An agent can be started on any docker-enabled device with a command like:
docker run -d \
-e DRONE_SERVER=wss://ci.fommil.com/ws/broker \
-e DRONE_SECRET=<redacted> \
-e DOCKER_MAX_PROCS=1 \
-e DRONE_TIMEOUT=30m \
-v /var/run/docker.sock:/var/run/docker.sock \
--restart=always \
--name=drone-agent \
drone/drone:0.5 agent
This is a daemon application that demonstrates the functional programming style in Scala (this is more important to the authors than quick fixes or features) and manages a (paid-for) resource pool of agents:
- if the work queue is not empty, agents should be purchased until sufficient worker resource is available to deplete the queue
- no cost should be incurred when the queue is empty for extended periods (or if the application gets into a bad state!)
We can poll the drone server using its REST API http://readme.drone.io/api/ (a websockets API is available but is known to be unreliable) to get the work queue and infer expected timings of jobs.
A SIGTERM
will stop an agent from accepting new jobs but will finish existing jobs (this would be a good drone feature).
It's possible to use the Amazon ECS service, see http://docs.datadoghq.com/integrations/ecs/ to set up an appropriate container (which is in a Task, which run in Instances, which are grouped in a Cluster).
A reasonable instance for libre projects is a c4.xlarge instance (4 CPUs, 7.5GB RAM), costing ~$0.06/hour (rounded up to an hour) using the spot price. It is possible to set up budgets and alerts on Amazon, which is a good safety net in case of bugs. Their machines are pretty fast, ensime-server taskes around 11 mins on 4 CPUs x 7.5GB.
Another option is to use the Google Container service. I managed to get a kubernetes Deployment working with this file http://stackoverflow.com/questions/42273332 On pricing, they charge similarly to Amazon with a cheaper pre-emptable option options. Also rounded up hourly (AFAICT). Their machines are marginally slower than the EC2 ones. e.g. an ensime-server build takes 13 mins on 4 CPUs x 8GB. Bumping to 8 CPUs x 8GB gets it to 11mins, on par with the lower spec Amazon machine (probably not worth the extra caps).
Digitalocean have a really nice API, but are pretty expensive ($0.11 / hour for the same spec machine as Amazon), but their CPUs are super slow. An ensime-server build takes 25mins.

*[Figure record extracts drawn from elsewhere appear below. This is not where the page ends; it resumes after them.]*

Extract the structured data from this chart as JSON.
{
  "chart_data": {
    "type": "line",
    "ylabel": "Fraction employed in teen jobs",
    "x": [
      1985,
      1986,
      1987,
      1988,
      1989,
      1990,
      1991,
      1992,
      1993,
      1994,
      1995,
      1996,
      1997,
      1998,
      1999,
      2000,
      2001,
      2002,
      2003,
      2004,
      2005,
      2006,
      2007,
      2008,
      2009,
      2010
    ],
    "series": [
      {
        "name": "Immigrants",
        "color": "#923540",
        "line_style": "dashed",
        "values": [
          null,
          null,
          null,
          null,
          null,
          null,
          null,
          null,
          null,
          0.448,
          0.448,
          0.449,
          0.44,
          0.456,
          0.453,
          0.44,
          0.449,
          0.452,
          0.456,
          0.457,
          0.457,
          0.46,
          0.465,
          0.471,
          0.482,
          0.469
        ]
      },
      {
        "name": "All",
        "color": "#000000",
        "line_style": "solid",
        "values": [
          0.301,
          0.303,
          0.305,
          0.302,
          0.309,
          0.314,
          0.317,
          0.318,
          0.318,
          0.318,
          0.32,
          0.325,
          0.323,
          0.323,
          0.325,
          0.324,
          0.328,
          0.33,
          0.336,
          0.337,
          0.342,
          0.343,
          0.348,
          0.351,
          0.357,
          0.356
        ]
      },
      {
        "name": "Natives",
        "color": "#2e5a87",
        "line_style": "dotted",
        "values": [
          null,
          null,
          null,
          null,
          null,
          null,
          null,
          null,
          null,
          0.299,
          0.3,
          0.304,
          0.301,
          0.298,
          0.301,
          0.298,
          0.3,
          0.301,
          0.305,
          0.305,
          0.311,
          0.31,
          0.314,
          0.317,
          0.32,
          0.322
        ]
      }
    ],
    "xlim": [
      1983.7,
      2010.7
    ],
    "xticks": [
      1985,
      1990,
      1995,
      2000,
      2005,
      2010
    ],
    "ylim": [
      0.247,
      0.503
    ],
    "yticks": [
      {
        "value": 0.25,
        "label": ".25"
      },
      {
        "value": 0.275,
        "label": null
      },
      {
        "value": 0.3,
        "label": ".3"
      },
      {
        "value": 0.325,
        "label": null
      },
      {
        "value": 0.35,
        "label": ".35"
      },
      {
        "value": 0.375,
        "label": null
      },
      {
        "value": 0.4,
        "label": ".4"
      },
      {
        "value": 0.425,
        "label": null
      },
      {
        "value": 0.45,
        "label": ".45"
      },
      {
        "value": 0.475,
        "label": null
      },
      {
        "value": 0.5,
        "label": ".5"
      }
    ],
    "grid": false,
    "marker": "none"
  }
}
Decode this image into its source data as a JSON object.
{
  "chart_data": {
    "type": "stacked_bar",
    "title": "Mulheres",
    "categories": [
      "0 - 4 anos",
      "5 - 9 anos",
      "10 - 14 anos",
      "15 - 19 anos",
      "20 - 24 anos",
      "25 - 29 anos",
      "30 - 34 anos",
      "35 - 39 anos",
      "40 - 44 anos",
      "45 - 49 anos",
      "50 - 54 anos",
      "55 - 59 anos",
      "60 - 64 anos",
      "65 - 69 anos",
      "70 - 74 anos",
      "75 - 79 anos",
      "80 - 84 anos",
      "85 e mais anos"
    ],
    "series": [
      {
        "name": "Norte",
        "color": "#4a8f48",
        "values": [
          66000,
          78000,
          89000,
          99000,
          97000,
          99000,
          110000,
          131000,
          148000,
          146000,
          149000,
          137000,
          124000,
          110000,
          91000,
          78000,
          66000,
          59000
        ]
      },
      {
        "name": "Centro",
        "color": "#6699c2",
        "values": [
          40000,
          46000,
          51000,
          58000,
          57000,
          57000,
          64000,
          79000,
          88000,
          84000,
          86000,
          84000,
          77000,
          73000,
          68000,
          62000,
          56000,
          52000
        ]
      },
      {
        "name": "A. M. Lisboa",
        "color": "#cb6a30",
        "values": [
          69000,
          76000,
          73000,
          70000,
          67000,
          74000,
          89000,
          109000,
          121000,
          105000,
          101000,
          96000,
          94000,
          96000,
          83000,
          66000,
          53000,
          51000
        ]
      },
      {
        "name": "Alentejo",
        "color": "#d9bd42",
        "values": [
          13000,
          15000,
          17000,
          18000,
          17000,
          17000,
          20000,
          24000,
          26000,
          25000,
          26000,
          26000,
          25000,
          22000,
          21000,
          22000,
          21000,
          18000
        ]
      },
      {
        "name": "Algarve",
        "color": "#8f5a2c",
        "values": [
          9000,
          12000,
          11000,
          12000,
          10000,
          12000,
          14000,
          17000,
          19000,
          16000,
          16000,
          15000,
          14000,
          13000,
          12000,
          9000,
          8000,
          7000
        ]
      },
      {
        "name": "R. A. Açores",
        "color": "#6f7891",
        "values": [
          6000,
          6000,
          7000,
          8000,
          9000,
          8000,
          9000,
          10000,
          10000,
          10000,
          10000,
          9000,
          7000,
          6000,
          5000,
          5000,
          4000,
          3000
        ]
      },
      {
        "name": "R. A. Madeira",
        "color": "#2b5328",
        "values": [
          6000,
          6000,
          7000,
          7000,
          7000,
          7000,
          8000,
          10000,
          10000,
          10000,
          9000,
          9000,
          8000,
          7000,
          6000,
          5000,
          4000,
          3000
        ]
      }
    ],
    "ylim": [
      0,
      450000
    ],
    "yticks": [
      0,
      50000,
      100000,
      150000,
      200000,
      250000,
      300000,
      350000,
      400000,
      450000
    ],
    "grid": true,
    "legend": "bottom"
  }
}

There are many ways to programmatically communicate with Amazon http://docs.aws.amazon.com/AmazonECS/latest/APIReference/Welcome.html we'd ideally prefer to use a pure JVM solution without having to rely on proprietary binaries (e.g. REST).
In an ideal world we would respond to work queue events like so: when a job is submitted, spawn an agent that accepts one job and then shutdown.
However, the APIs available to us do not allow us to do this. Notably:
- there is no way to spawn an agent that accepts one job and then exits (this would be a good drone feature)
- telling an agent not to accept any more jobs cannot be done remotely
- amazon charges are rounded up to the hour, so starting an Instance for 1 minute costs 1 hour
- an ECS Task cannot be started or accepted unless there is a running Instance
- worth repeating: Amazon charges per hour of Instance (not per hour of a Task)
- if an agent is killed before it finishes, it is not rescheduled (this would be a good drone feature)
- it might be possible to bid for cheaper CPU resource by block booking (to confirm)
- it might be possible to extend a block-booked period of time
A possible algorithm may be:
- receive input from AWS and drone that mutates a forgetful state containing our knowledge about what we have asked AWS/drone and what it has told us.
- if the queue is non-empty and the resource list is empty and we have not requested more resources, then bid for an hour of Instance
- when an Instance appears, start a Task within it
- when the hour is almost up (timing TBD), make a go/no-go decision to renew for another hour (i.e. is work queue empty and no currently running jobs). If no-go, then tell the agents not to accept any more work and schedule the Task/Instance to die.
This business logic is to be fully implemented using the free monad pattern (i.e. no business logic in the implementation details) and ideally in such a way that another (non-Amazon) interpreter could be written.